Well, you did also mention diplomacy, which Firaxis has paid attention to (more positive modifiers, removal of the universal warmonger penalty, and in the last patch more sensible peace deals)
With the two examples given, I took him to refer to the fact that these (and several other factions) are not civilizations as the word is defined (i.e. as a complex society defined by urbanisation, a centralised and hierarchical society, and technological progress), nor do they represent the traditional Civ definition of a civilization as a sovereign, developed nation-state.
Polynesia is not a civilization. It's a collective ethnic group with shared cultural traditions, but which never represented a unified state and few of whose component societies developed the trappings of civilization.

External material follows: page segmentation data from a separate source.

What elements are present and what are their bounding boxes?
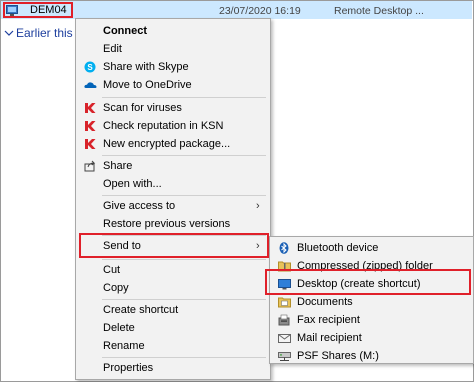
send-to-highlight-box xyxy=(79,233,269,258)
menu-separator xyxy=(102,299,266,300)
fax-icon xyxy=(278,314,290,326)
menu-item-label: Copy xyxy=(103,282,129,294)
send-to-psf-shares[interactable]: PSF Shares (M:) xyxy=(270,347,473,365)
menu-item-rename[interactable]: Rename xyxy=(76,337,270,355)
file-type: Remote Desktop ... xyxy=(334,5,424,17)
menu-item-label: Cut xyxy=(103,264,121,276)
menu-item-check-reputation[interactable]: Check reputation in KSN xyxy=(76,117,270,135)
menu-separator xyxy=(102,259,266,260)
file-highlight-box xyxy=(3,2,73,18)
svg-text:S: S xyxy=(87,63,93,72)
menu-item-edit[interactable]: Edit xyxy=(76,40,270,58)
menu-item-cut[interactable]: Cut xyxy=(76,261,270,279)
kaspersky-icon xyxy=(84,102,96,114)
chevron-down-icon xyxy=(4,26,16,40)
submenu-item-label: Bluetooth device xyxy=(297,242,379,254)
menu-item-label: New encrypted package... xyxy=(103,138,231,150)
menu-item-share-with-skype[interactable]: S Share with Skype xyxy=(76,58,270,76)
share-icon xyxy=(84,160,96,172)
menu-item-label: Move to OneDrive xyxy=(103,79,192,91)
context-menu: Connect Edit S Share with Skype Move to … xyxy=(75,18,271,380)
menu-item-label: Share xyxy=(103,160,133,172)
send-to-documents[interactable]: Documents xyxy=(270,293,473,311)
send-to-bluetooth[interactable]: Bluetooth device xyxy=(270,239,473,257)
menu-item-label: Check reputation in KSN xyxy=(103,120,224,132)
menu-item-label: Open with... xyxy=(103,178,162,190)
menu-separator xyxy=(102,195,266,196)
menu-item-label: Restore previous versions xyxy=(103,218,231,230)
menu-item-copy[interactable]: Copy xyxy=(76,279,270,297)
menu-item-properties[interactable]: Properties xyxy=(76,359,270,377)
menu-separator xyxy=(102,357,266,358)
send-to-submenu: Bluetooth device Compressed (zipped) fol… xyxy=(269,236,474,364)
kaspersky-icon xyxy=(84,138,96,150)
onedrive-icon xyxy=(84,79,97,91)
submenu-item-label: PSF Shares (M:) xyxy=(297,350,379,362)
menu-item-label: Connect xyxy=(103,25,147,37)
send-to-fax-recipient[interactable]: Fax recipient xyxy=(270,311,473,329)
menu-item-label: Scan for viruses xyxy=(103,102,182,114)
menu-item-create-shortcut[interactable]: Create shortcut xyxy=(76,301,270,319)
skype-icon: S xyxy=(84,61,96,73)
chevron-right-icon: › xyxy=(256,200,260,212)
menu-item-label: Edit xyxy=(103,43,122,55)
menu-item-scan-for-viruses[interactable]: Scan for viruses xyxy=(76,99,270,117)
menu-item-move-to-onedrive[interactable]: Move to OneDrive xyxy=(76,76,270,94)
kaspersky-icon xyxy=(84,120,96,132)
menu-item-label: Delete xyxy=(103,322,135,334)
submenu-item-label: Documents xyxy=(297,296,353,308)
submenu-item-label: Fax recipient xyxy=(297,314,360,326)
menu-item-label: Share with Skype xyxy=(103,61,189,73)
menu-item-give-access-to[interactable]: Give access to › xyxy=(76,197,270,215)
menu-item-new-encrypted-package[interactable]: New encrypted package... xyxy=(76,135,270,153)
menu-separator xyxy=(102,155,266,156)
documents-icon xyxy=(278,296,291,308)
menu-item-label: Properties xyxy=(103,362,154,374)
menu-item-connect[interactable]: Connect xyxy=(76,22,270,40)
mail-icon xyxy=(278,332,291,344)
menu-item-label: Rename xyxy=(103,340,145,352)
desktop-highlight-box xyxy=(265,269,471,295)
network-drive-icon xyxy=(278,350,291,362)
menu-item-share[interactable]: Share xyxy=(76,157,270,175)
menu-item-open-with[interactable]: Open with... xyxy=(76,175,270,193)
file-date: 23/07/2020 16:19 xyxy=(219,5,301,17)
bluetooth-icon xyxy=(278,242,290,254)
menu-item-delete[interactable]: Delete xyxy=(76,319,270,337)
menu-item-label: Create shortcut xyxy=(103,304,179,316)
send-to-mail-recipient[interactable]: Mail recipient xyxy=(270,329,473,347)
submenu-item-label: Mail recipient xyxy=(297,332,362,344)
menu-separator xyxy=(102,97,266,98)
group-header-earlier[interactable]: Earlier this w xyxy=(4,26,85,40)
menu-item-label: Give access to xyxy=(103,200,176,212)
menu-item-restore-previous-versions[interactable]: Restore previous versions xyxy=(76,215,270,233)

The Iroquois arguably are a civilization, as they exhibited some degree of centralisation and settlement, albeit not urbanisation, but they were still predominantly tribal and not characterised by technological development or substantial division of labour.

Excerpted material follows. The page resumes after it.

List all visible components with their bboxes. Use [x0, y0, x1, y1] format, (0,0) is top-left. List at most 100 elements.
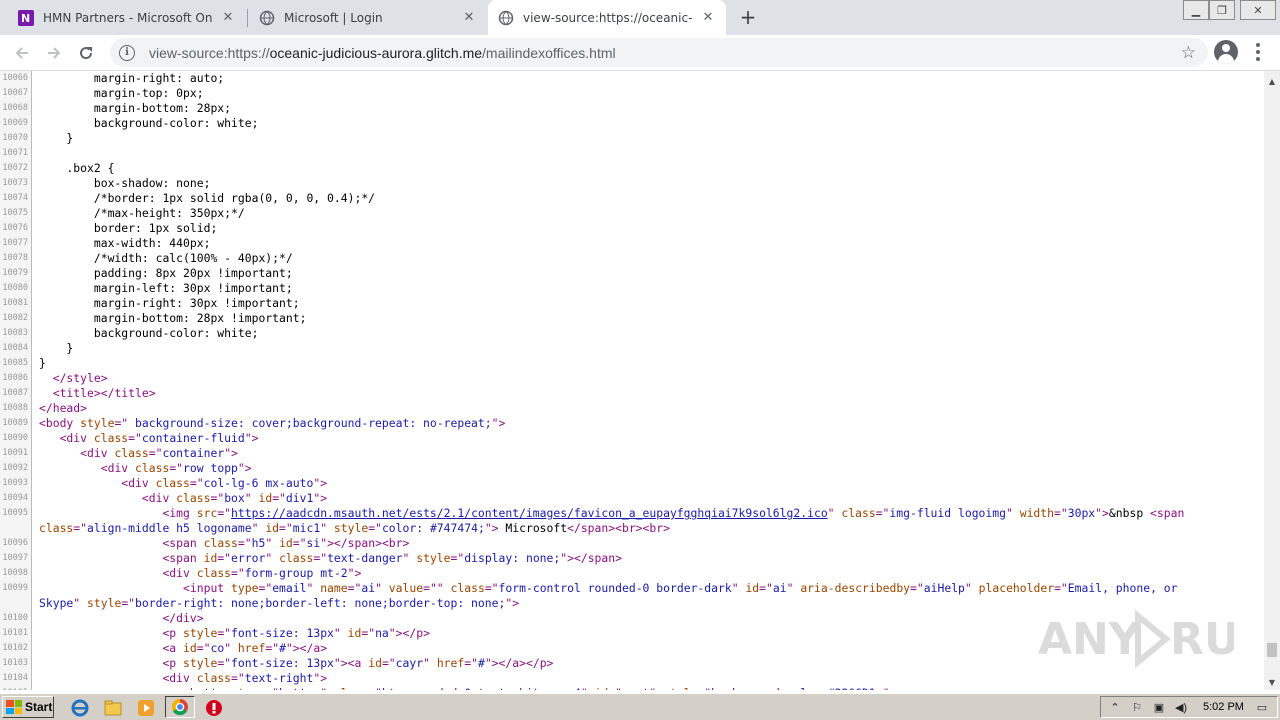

Other example of non-civilizations now in the game include the Huns (who were primarily nomadic, too short-lived to develop a technological society distinct from their neighbours, and without centralised government), the Celts (a conglomerate, non-unified 'civilisation' similar to Polynesia, with a primarily village-based culture rather than urbanisation) and, presumably with BNW, the Zulu (a tribal warband-based culture with a somewhat developed civil service but no other trappings of complex society).